Presentation information

[E] Oral

S (Solid Earth Sciences ) » S-EM Earth's Electromagnetism

[S-EM20] Electric and Electromagnetic survey technologies and the scientific achievements: Recent advances

convener:Kiyoshi Baba(Earthquake Research Institute, The University of Tokyo), Tada-nori Goto(Graduate School of Life Science, University of Hyogo), Toshihiro Uchida(National Institute of Advanced Industrial Science and Technology), Toru Mogi(Faculty of Science, Tokyo Institute of Technology)

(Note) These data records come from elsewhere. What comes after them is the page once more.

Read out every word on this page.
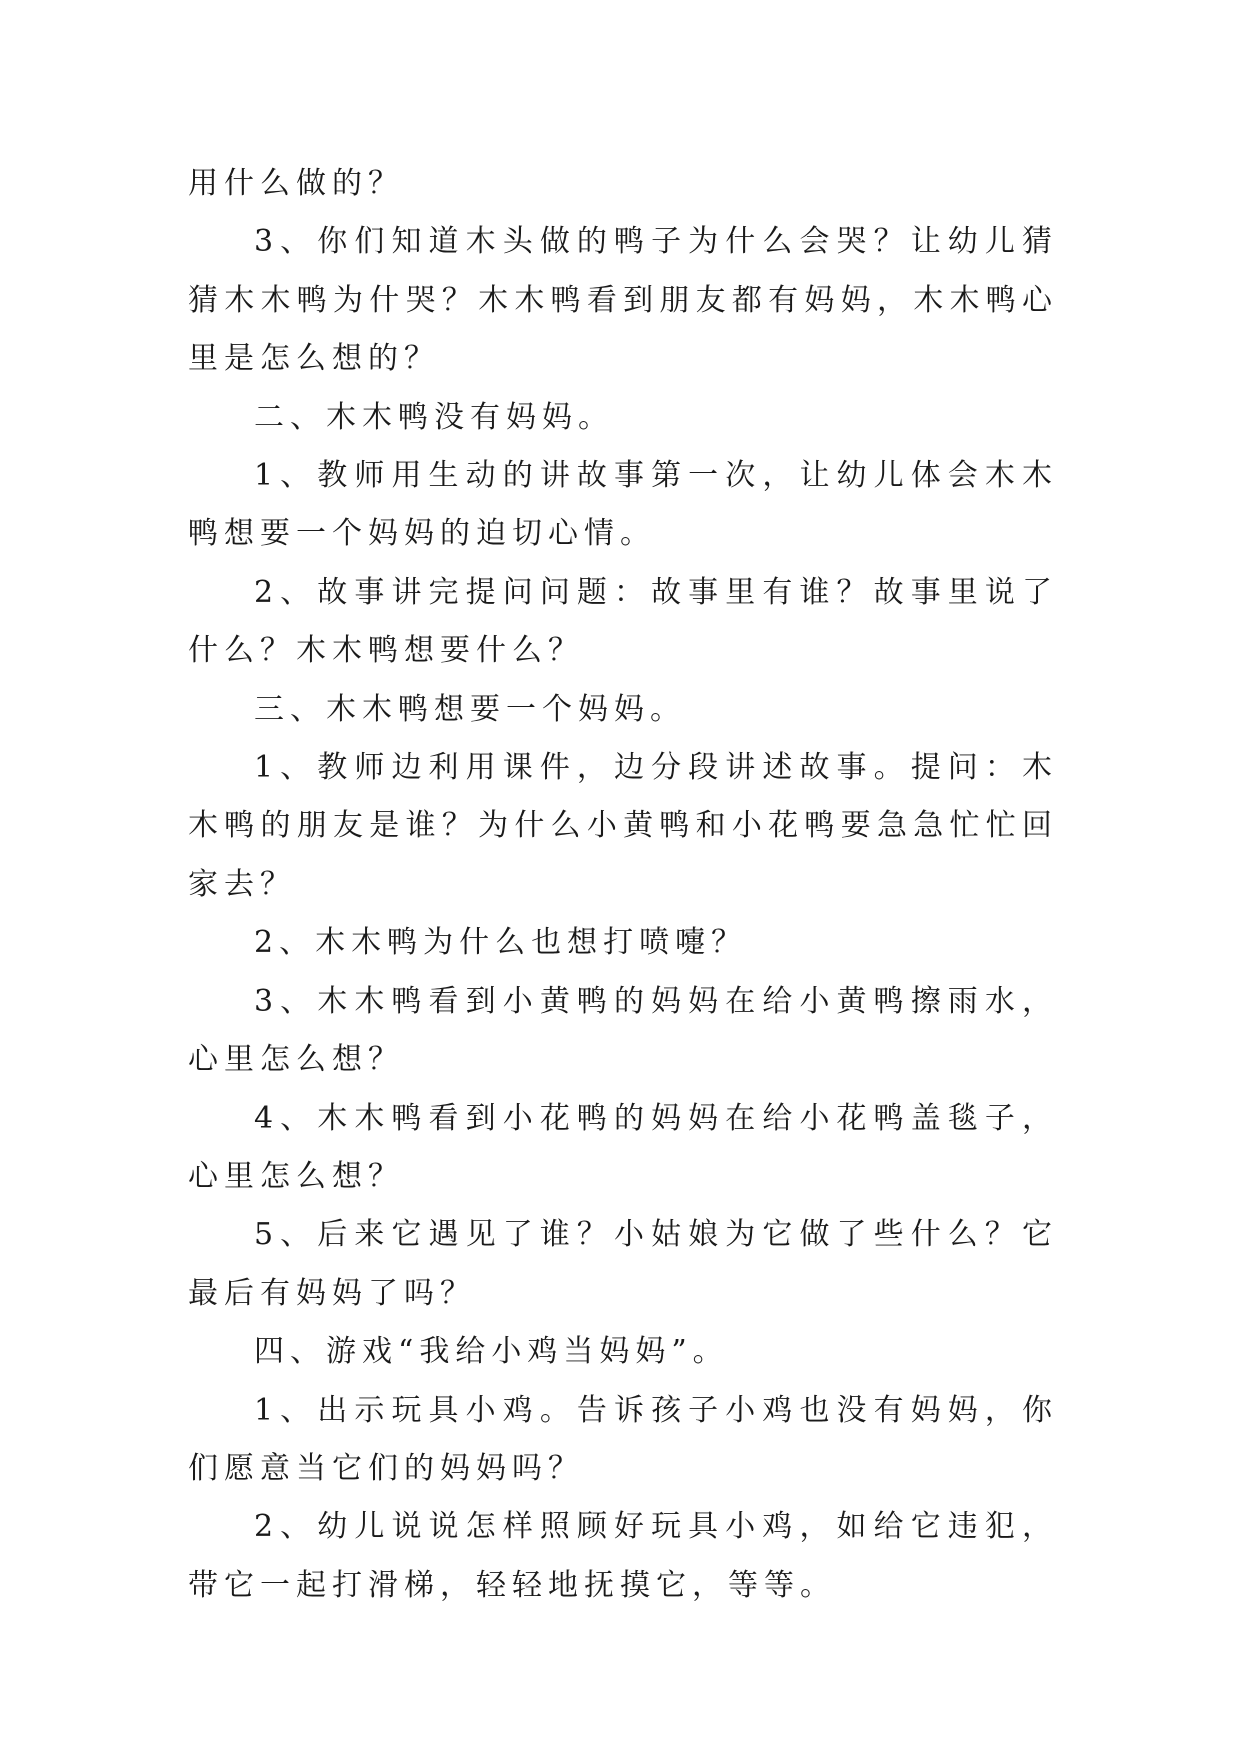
用什么做的？

3、你们知道木头做的鸭子为什么会哭？让幼儿猜猜木木鸭为什哭？木木鸭看到朋友都有妈妈，木木鸭心里是怎么想的？

二、木木鸭没有妈妈。

1、教师用生动的讲故事第一次，让幼儿体会木木鸭想要一个妈妈的迫切心情。

2、故事讲完提问问题：故事里有谁？故事里说了什么？木木鸭想要什么？

三、木木鸭想要一个妈妈。

1、教师边利用课件，边分段讲述故事。提问：木木鸭的朋友是谁？为什么小黄鸭和小花鸭要急急忙忙回家去？

2、木木鸭为什么也想打喷嚏？

3、木木鸭看到小黄鸭的妈妈在给小黄鸭擦雨水，心里怎么想？

4、木木鸭看到小花鸭的妈妈在给小花鸭盖毯子，心里怎么想？

5、后来它遇见了谁？小姑娘为它做了些什么？它最后有妈妈了吗？

四、游戏“我给小鸡当妈妈”。

1、出示玩具小鸡。告诉孩子小鸡也没有妈妈，你们愿意当它们的妈妈吗？

2、幼儿说说怎样照顾好玩具小鸡，如给它违犯，带它一起打滑梯，轻轻地抚摸它，等等。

[SEM20-02] Carbonate Imaging with Magnetotellurics in a Shallow-Water Environment, South Yellow Sea, China

*Shuangmin Duan1, Yuguo Li1, Jianxin Pei1, Tiehu Zhao2, Zhiqiang Wu2, Bo Han3, Xinsheng Yu1, Lanjun Liu1, Jialin Chen1 (1.Ocean Univ. of China, 2.Qingdao Inst. of Marine Geology, 3.China Univ. of Geosciences (Wuhan))

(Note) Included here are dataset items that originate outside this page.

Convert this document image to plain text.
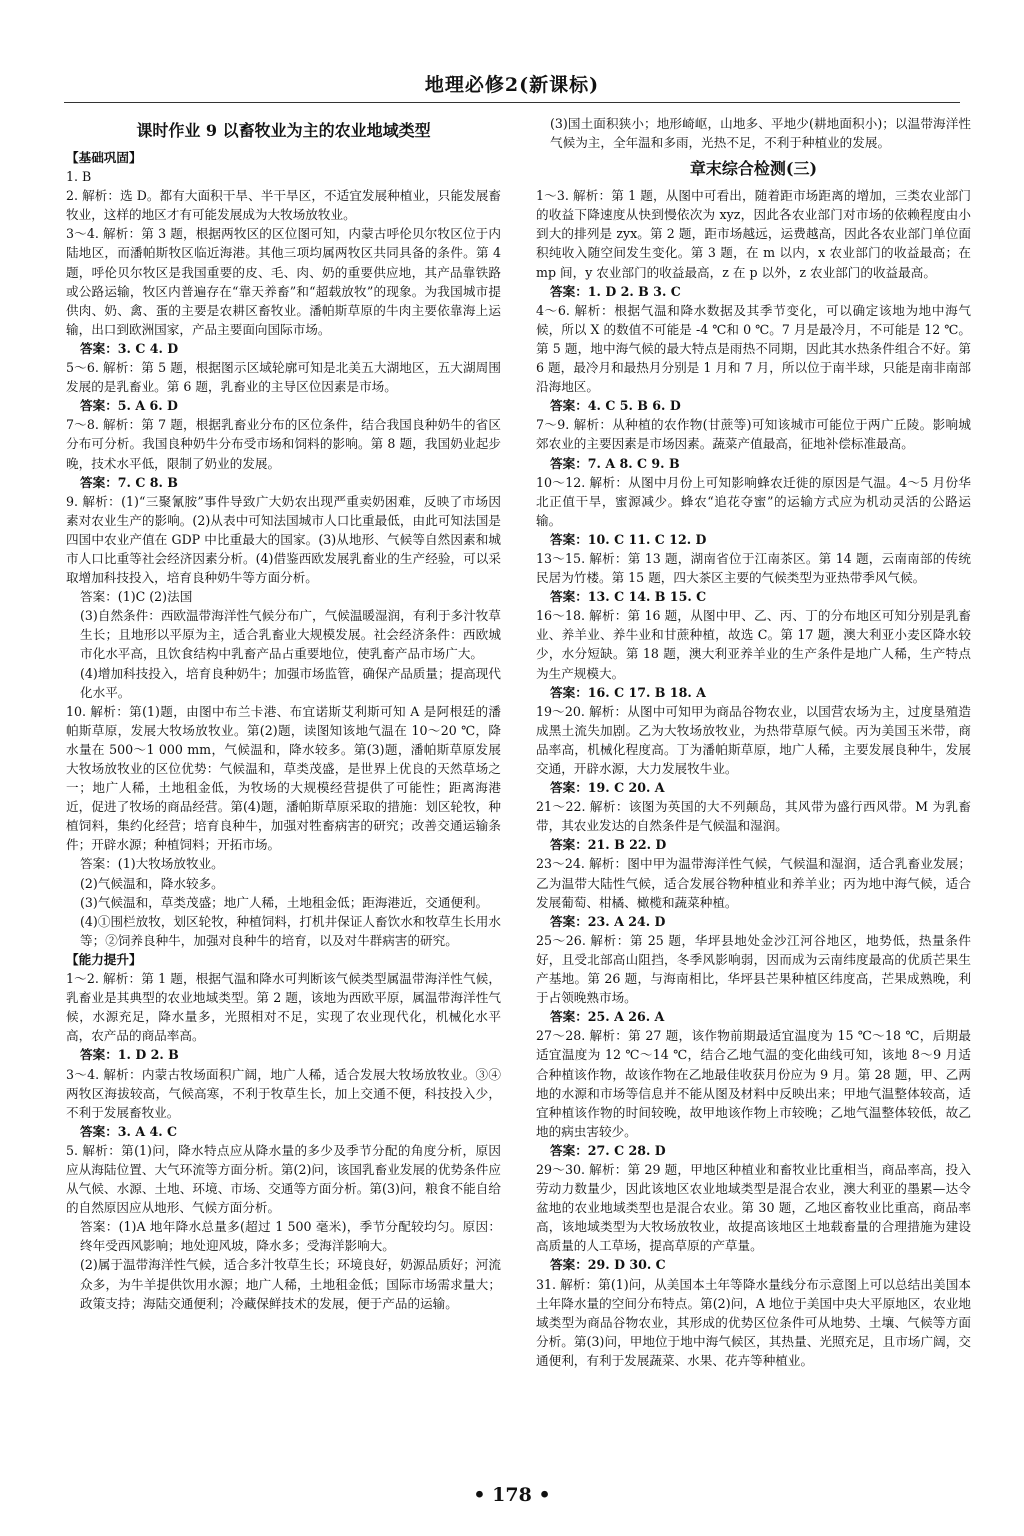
地理必修2(新课标)
课时作业 9 以畜牧业为主的农业地域类型

【基础巩固】

1. B

2. 解析：选 D。都有大面积干旱、半干旱区，不适宜发展种植业，只能发展畜牧业，这样的地区才有可能发展成为大牧场放牧业。

3～4. 解析：第 3 题，根据两牧区的区位图可知，内蒙古呼伦贝尔牧区位于内陆地区，而潘帕斯牧区临近海港。其他三项均属两牧区共同具备的条件。第 4 题，呼伦贝尔牧区是我国重要的皮、毛、肉、奶的重要供应地，其产品靠铁路或公路运输，牧区内普遍存在“靠天养畜”和“超载放牧”的现象。为我国城市提供肉、奶、禽、蛋的主要是农耕区畜牧业。潘帕斯草原的牛肉主要依靠海上运输，出口到欧洲国家，产品主要面向国际市场。

答案：3. C 4. D

5～6. 解析：第 5 题，根据图示区域轮廓可知是北美五大湖地区，五大湖周围发展的是乳畜业。第 6 题，乳畜业的主导区位因素是市场。

答案：5. A 6. D

7～8. 解析：第 7 题，根据乳畜业分布的区位条件，结合我国良种奶牛的省区分布可分析。我国良种奶牛分布受市场和饲料的影响。第 8 题，我国奶业起步晚，技术水平低，限制了奶业的发展。

答案：7. C 8. B

9. 解析：(1)“三聚氰胺”事件导致广大奶农出现严重卖奶困难，反映了市场因素对农业生产的影响。(2)从表中可知法国城市人口比重最低，由此可知法国是四国中农业产值在 GDP 中比重最大的国家。(3)从地形、气候等自然因素和城市人口比重等社会经济因素分析。(4)借鉴西欧发展乳畜业的生产经验，可以采取增加科技投入，培育良种奶牛等方面分析。

答案：(1)C (2)法国

(3)自然条件：西欧温带海洋性气候分布广，气候温暖湿润，有利于多汁牧草生长；且地形以平原为主，适合乳畜业大规模发展。社会经济条件：西欧城市化水平高，且饮食结构中乳畜产品占重要地位，使乳畜产品市场广大。

(4)增加科技投入，培育良种奶牛；加强市场监管，确保产品质量；提高现代化水平。

10. 解析：第(1)题，由图中布兰卡港、布宜诺斯艾利斯可知 A 是阿根廷的潘帕斯草原，发展大牧场放牧业。第(2)题，读图知该地气温在 10～20 ℃，降水量在 500～1 000 mm，气候温和，降水较多。第(3)题，潘帕斯草原发展大牧场放牧业的区位优势：气候温和，草类茂盛，是世界上优良的天然草场之一；地广人稀，土地租金低，为牧场的大规模经营提供了可能性；距离海港近，促进了牧场的商品经营。第(4)题，潘帕斯草原采取的措施：划区轮牧，种植饲料，集约化经营；培育良种牛，加强对牲畜病害的研究；改善交通运输条件；开辟水源；种植饲料；开拓市场。

答案：(1)大牧场放牧业。

(2)气候温和，降水较多。

(3)气候温和，草类茂盛；地广人稀，土地租金低；距海港近，交通便利。

(4)①围栏放牧，划区轮牧，种植饲料，打机井保证人畜饮水和牧草生长用水等；②饲养良种牛，加强对良种牛的培育，以及对牛群病害的研究。

【能力提升】

1～2. 解析：第 1 题，根据气温和降水可判断该气候类型属温带海洋性气候，乳畜业是其典型的农业地域类型。第 2 题，该地为西欧平原，属温带海洋性气候，水源充足，降水量多，光照相对不足，实现了农业现代化，机械化水平高，农产品的商品率高。

答案：1. D 2. B

3～4. 解析：内蒙古牧场面积广阔，地广人稀，适合发展大牧场放牧业。③④两牧区海拔较高，气候高寒，不利于牧草生长，加上交通不便，科技投入少，不利于发展畜牧业。

答案：3. A 4. C

5. 解析：第(1)问，降水特点应从降水量的多少及季节分配的角度分析，原因应从海陆位置、大气环流等方面分析。第(2)问，该国乳畜业发展的优势条件应从气候、水源、土地、环境、市场、交通等方面分析。第(3)问，粮食不能自给的自然原因应从地形、气候方面分析。

答案：(1)A 地年降水总量多(超过 1 500 毫米)，季节分配较均匀。原因：终年受西风影响；地处迎风坡，降水多；受海洋影响大。

(2)属于温带海洋性气候，适合多汁牧草生长；环境良好，奶源品质好；河流众多，为牛羊提供饮用水源；地广人稀，土地租金低；国际市场需求量大；政策支持；海陆交通便利；冷藏保鲜技术的发展，便于产品的运输。

(3)国土面积狭小；地形崎岖，山地多、平地少(耕地面积小)；以温带海洋性气候为主，全年温和多雨，光热不足，不利于种植业的发展。

章末综合检测(三)

1～3. 解析：第 1 题，从图中可看出，随着距市场距离的增加，三类农业部门的收益下降速度从快到慢依次为 xyz，因此各农业部门对市场的依赖程度由小到大的排列是 zyx。第 2 题，距市场越远，运费越高，因此各农业部门单位面积纯收入随空间发生变化。第 3 题，在 m 以内，x 农业部门的收益最高；在 mp 间，y 农业部门的收益最高，z 在 p 以外，z 农业部门的收益最高。

答案：1. D 2. B 3. C

4～6. 解析：根据气温和降水数据及其季节变化，可以确定该地为地中海气候，所以 X 的数值不可能是 -4 ℃和 0 ℃。7 月是最冷月，不可能是 12 ℃。第 5 题，地中海气候的最大特点是雨热不同期，因此其水热条件组合不好。第 6 题，最冷月和最热月分别是 1 月和 7 月，所以位于南半球，只能是南非南部沿海地区。

答案：4. C 5. B 6. D

7～9. 解析：从种植的农作物(甘蔗等)可知该城市可能位于两广丘陵。影响城郊农业的主要因素是市场因素。蔬菜产值最高，征地补偿标准最高。

答案：7. A 8. C 9. B

10～12. 解析：从图中月份上可知影响蜂农迁徙的原因是气温。4～5 月份华北正值干旱，蜜源减少。蜂农“追花夺蜜”的运输方式应为机动灵活的公路运输。

答案：10. C 11. C 12. D

13～15. 解析：第 13 题，湖南省位于江南茶区。第 14 题，云南南部的传统民居为竹楼。第 15 题，四大茶区主要的气候类型为亚热带季风气候。

答案：13. C 14. B 15. C

16～18. 解析：第 16 题，从图中甲、乙、丙、丁的分布地区可知分别是乳畜业、养羊业、养牛业和甘蔗种植，故选 C。第 17 题，澳大利亚小麦区降水较少，水分短缺。第 18 题，澳大利亚养羊业的生产条件是地广人稀，生产特点为生产规模大。

答案：16. C 17. B 18. A

19～20. 解析：从图中可知甲为商品谷物农业，以国营农场为主，过度垦殖造成黑土流失加剧。乙为大牧场放牧业，为热带草原气候。丙为美国玉米带，商品率高，机械化程度高。丁为潘帕斯草原，地广人稀，主要发展良种牛，发展交通，开辟水源，大力发展牧牛业。

答案：19. C 20. A

21～22. 解析：该图为英国的大不列颠岛，其风带为盛行西风带。M 为乳畜带，其农业发达的自然条件是气候温和湿润。

答案：21. B 22. D

23～24. 解析：图中甲为温带海洋性气候，气候温和湿润，适合乳畜业发展；乙为温带大陆性气候，适合发展谷物种植业和养羊业；丙为地中海气候，适合发展葡萄、柑橘、橄榄和蔬菜种植。

答案：23. A 24. D

25～26. 解析：第 25 题，华坪县地处金沙江河谷地区，地势低，热量条件好，且受北部高山阻挡，冬季风影响弱，因而成为云南纬度最高的优质芒果生产基地。第 26 题，与海南相比，华坪县芒果种植区纬度高，芒果成熟晚，利于占领晚熟市场。

答案：25. A 26. A

27～28. 解析：第 27 题，该作物前期最适宜温度为 15 ℃～18 ℃，后期最适宜温度为 12 ℃～14 ℃，结合乙地气温的变化曲线可知，该地 8～9 月适合种植该作物，故该作物在乙地最佳收获月份应为 9 月。第 28 题，甲、乙两地的水源和市场等信息并不能从图及材料中反映出来；甲地气温整体较高，适宜种植该作物的时间较晚，故甲地该作物上市较晚；乙地气温整体较低，故乙地的病虫害较少。

答案：27. C 28. D

29～30. 解析：第 29 题，甲地区种植业和畜牧业比重相当，商品率高，投入劳动力数量少，因此该地区农业地域类型是混合农业，澳大利亚的墨累—达令盆地的农业地域类型也是混合农业。第 30 题，乙地区畜牧业比重高，商品率高，该地域类型为大牧场放牧业，故提高该地区土地载畜量的合理措施为建设高质量的人工草场，提高草原的产草量。

答案：29. D 30. C

31. 解析：第(1)问，从美国本土年等降水量线分布示意图上可以总结出美国本土年降水量的空间分布特点。第(2)问，A 地位于美国中央大平原地区，农业地域类型为商品谷物农业，其形成的优势区位条件可从地势、土壤、气候等方面分析。第(3)问，甲地位于地中海气候区，其热量、光照充足，且市场广阔，交通便利，有利于发展蔬菜、水果、花卉等种植业。

• 178 •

Keywords:Marine magnetotelluric, Shallow water, Carbonate imaging, Ocean water motion

Complex structure distribution and wide-spread Meso-Paleozoic carbonate strata have limited the use of the seismic investigation in the South Yellow Sea, China. To figure out the carbonate strata distribution, we conducted magnetotelluric data acquisition in the Central Uplift of the South Yellow Sea Basin at a water depth of ~20 m. Novel receivers with a smaller size and a lower center of mass has been developed to reduce the instability caused by the shallow water motions. Magnetic fields associated with the ocean motions, mainly tides and gravity waves, have been identified and segmentation multi-station processing was applied to the data. We have conducted 1-D and 2-D inversions to derive the resistivity models. Significantly elevated resistivity zone has been obtained at depths between 3 and 8 km. Combining the seismic data, drilling well and local geology, we have concluded that the marine carbonate strata at the Central Uplift holds a thickness of over 7 km which starts from the Indo-Chinese unconformity surface at a depth of ~ 650 m and extends to the metamorphic basement at a depth of ~ 8 km.